Posted by lexklein in Belgium, England, France, Netherlands, Travel - General

≈ 63 Comments

Tags

EUROPE, family travel. wanderlust, memories, road trip, travel with kids, Weekly Photo Challenge

Are we nuts? I scowled at my husband, as we boarded the plane and crammed ourselves and three little kids into the economy seats of a plane bound for London. We had put our farther-flung travels on hold for the toddler years, but now it was time to load everybody up and start seeing the world through fresh young eyes.

We soon found we had nothing to fear. From takeoff that summer day, we discovered our kids were born to travel. They entertained themselves or slept the entire flight, they stayed up all the next day until bedtime, and they believed me when I said there was no such thing as jet lag, spending all of day two on their feet, in the tube, in the parks and museums and churches and shops, and they topped it off with a night at the theater. They were 5, 8 and 10 years old; I have to say I was pretty impressed.

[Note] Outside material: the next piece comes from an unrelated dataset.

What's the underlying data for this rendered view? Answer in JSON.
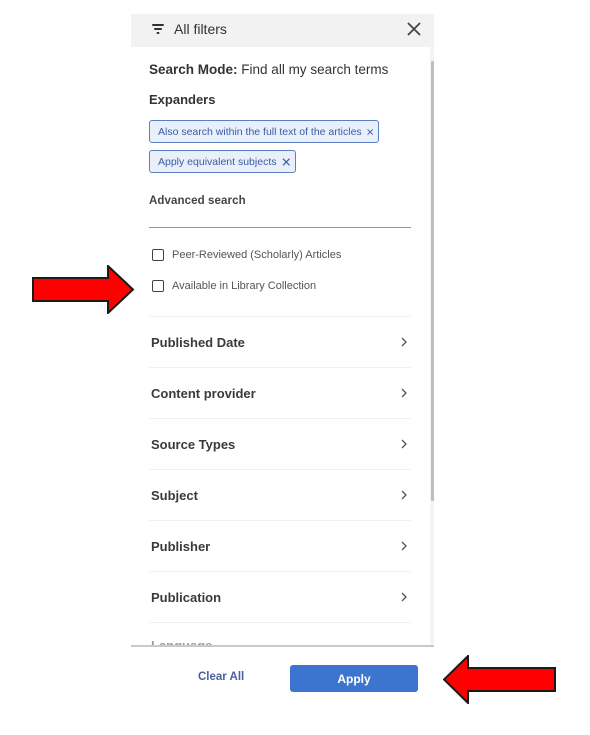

We stayed with friends in London and started some great travel memories, the kind of recollections kids have of their trips, not necessarily the kind adults and travel bloggers write about. They remember minding the gap as we rode back and forth into the city, gawking at the torture devices in the Tower of London, snuggling a new Paddington Bear toy, and the sheer magnitude of choices at the food court at Harrods. They remember the crushing crowds at the theater, but not much about the play. They recall it being scorching hot outside Big Ben and Parliament, but nothing about the places themselves.

Paris was next, via the Eurostar train through the chunnel, a ride that is still remembered for the orange juice that was spilled on my daughter’s white sweater rather than for the transportation wonder that it was. Strongest memory of the Eiffel Tower? The awful pizza – who puts weird mushrooms on pizza, they cried! (Who eats in the Eiffel Tower, we should have been asking.) Continental toilets were the subject of many a journal entry; my oldest was intrigued with the different flushing mechanisms, the water flow, the seats – you name it; he cataloged it.

Notre Dame is remembered for its roof and the winding stairs that got them there; back then you could go the whole way up, and we spent well over an hour looking out over the rooftops, but no one has any memory of going inside. Parisian cuisine? They ordered steak frites or jambon et fromage sandwiches at every single restaurant for every single meal (except for that sad Eiffel Tower pizza). We rented a spacious apartment decades before AirBnb, and they remember … the lobby.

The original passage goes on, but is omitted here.